All that to say, she was no greenhorn when she set off to ride in October 2020, even though in hindsight she notes that unlike her usual routine, she was riding after work instead of her customary early morning time that avoided excess vehicular traffic. At the intersection of German Lane and Dave Ward Drive in Conway, a pickup pulling a trailer changed lanes suddenly, causing her to brake hard, laying down the bike as the back wheels of the dual-axle trailer ran across her midsection.

“It was horribly painful, but I never shed a tear. I guess that’s trauma,” she said. “I remember I would have to scream just to catch a breath. I would scream and then I’d breathe.” 

Paladino Ross didn’t lose consciousness until the meds kicked in at Conway Regional, the first of seven days in the hospital. When she was lucid enough, doctors gave an inventory of her injuries―three damaged vertebrae and a broken ankle caused by her foot not releasing from the pedal clip. 

“I was extremely grateful to be alive,” she said, “and anxious to get back up and get back to normal. It never once occurred to me that I might not walk again or that I would be confined to a wheelchair. It never occurred to me that I wasn’t going to be moving forward in some way.”

Lori Ross’ accident happened Oct. 1, 2020. She had a broken ankle and three fractured and burst vertebrae. She was discharged Oct. 7 with a boot, a brace and a walker. Miraculously, she did not require surgery. Lori got back on her bike three and a half months after being run over by the truck and trailer in Conway.

“Moving forward” meant getting back on a bike as soon as possible, something many people might have had serious second thoughts over. Not Paladino Ross―in fact, when her cousin called with the news he’d entered them both in a 100-mile summertime cycling event in Kansas, it galvanized her resolve. 

“I was a determined patient. I was determined to do everything they said, no matter what it was,” she said. “I wore a brace that went from my hip bones up to just under my arms for three-and-a-half months, 24 hours a day, except for in the shower.”

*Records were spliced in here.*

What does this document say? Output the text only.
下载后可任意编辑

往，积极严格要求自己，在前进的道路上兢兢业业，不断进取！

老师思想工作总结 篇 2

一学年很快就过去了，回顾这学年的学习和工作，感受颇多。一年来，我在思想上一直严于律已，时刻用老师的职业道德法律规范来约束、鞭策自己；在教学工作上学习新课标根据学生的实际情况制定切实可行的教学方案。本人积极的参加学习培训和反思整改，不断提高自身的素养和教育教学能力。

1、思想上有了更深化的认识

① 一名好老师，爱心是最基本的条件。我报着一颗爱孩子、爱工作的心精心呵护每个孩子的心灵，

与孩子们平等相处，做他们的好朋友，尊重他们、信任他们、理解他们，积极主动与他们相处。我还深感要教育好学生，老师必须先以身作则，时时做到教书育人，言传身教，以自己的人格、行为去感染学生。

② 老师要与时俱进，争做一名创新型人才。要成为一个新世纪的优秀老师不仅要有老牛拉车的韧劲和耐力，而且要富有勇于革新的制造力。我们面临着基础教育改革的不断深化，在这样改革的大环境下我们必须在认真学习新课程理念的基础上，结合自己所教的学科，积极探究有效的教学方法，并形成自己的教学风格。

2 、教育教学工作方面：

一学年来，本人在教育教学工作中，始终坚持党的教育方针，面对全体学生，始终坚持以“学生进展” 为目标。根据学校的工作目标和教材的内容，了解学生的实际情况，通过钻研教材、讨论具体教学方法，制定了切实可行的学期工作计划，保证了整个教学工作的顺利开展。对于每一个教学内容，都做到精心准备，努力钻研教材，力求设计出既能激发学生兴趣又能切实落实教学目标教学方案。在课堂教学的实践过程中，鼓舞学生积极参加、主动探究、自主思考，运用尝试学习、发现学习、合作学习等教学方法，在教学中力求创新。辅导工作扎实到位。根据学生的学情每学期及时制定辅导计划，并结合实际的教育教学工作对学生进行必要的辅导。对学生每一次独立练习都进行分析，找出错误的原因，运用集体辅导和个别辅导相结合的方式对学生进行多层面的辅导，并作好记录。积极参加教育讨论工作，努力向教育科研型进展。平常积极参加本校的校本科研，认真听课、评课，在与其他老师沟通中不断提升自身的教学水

After 123 days of convalescing, Paladino Ross climbed back on a bike to train for the ride with her cousin, completing the Hotter Than Hell 100-miler in summer 2021, savoring every pedal stroke to the finish line. Today, the accident doesn’t define her, but it has changed her.

“The accident humbled me in ways I never dreamed of,” she said. “My priorities have changed; I don’t place work above my family, which I had been very guilty of doing. I resolved to say “yes” to anything church-related and there have been some amazing requests that came to me. 

“I sponsored someone wanting to become Catholic, I sponsored a family from Ukraine, I started doing prayer study and bible study. I’m a cantor at church and when I got up there to sing the first time, I did it with tears in my eyes.”

She’s also opened her own executive coaching business, Clarity Consulting and Coaching, where she pours herself into clients seeking professional and personal improvement. It’s a role she now sees as more ministry than vocation. 

“I’m no longer going to spend my time in any job or activity that doesn’t bring me deep joy and the knowledge that I’m doing what I’m supposed to be doing,” she said. “God built me to do what I’m doing right now. He built me to be this coach. He built me to encourage people. I’m going to spend my life doing just that.”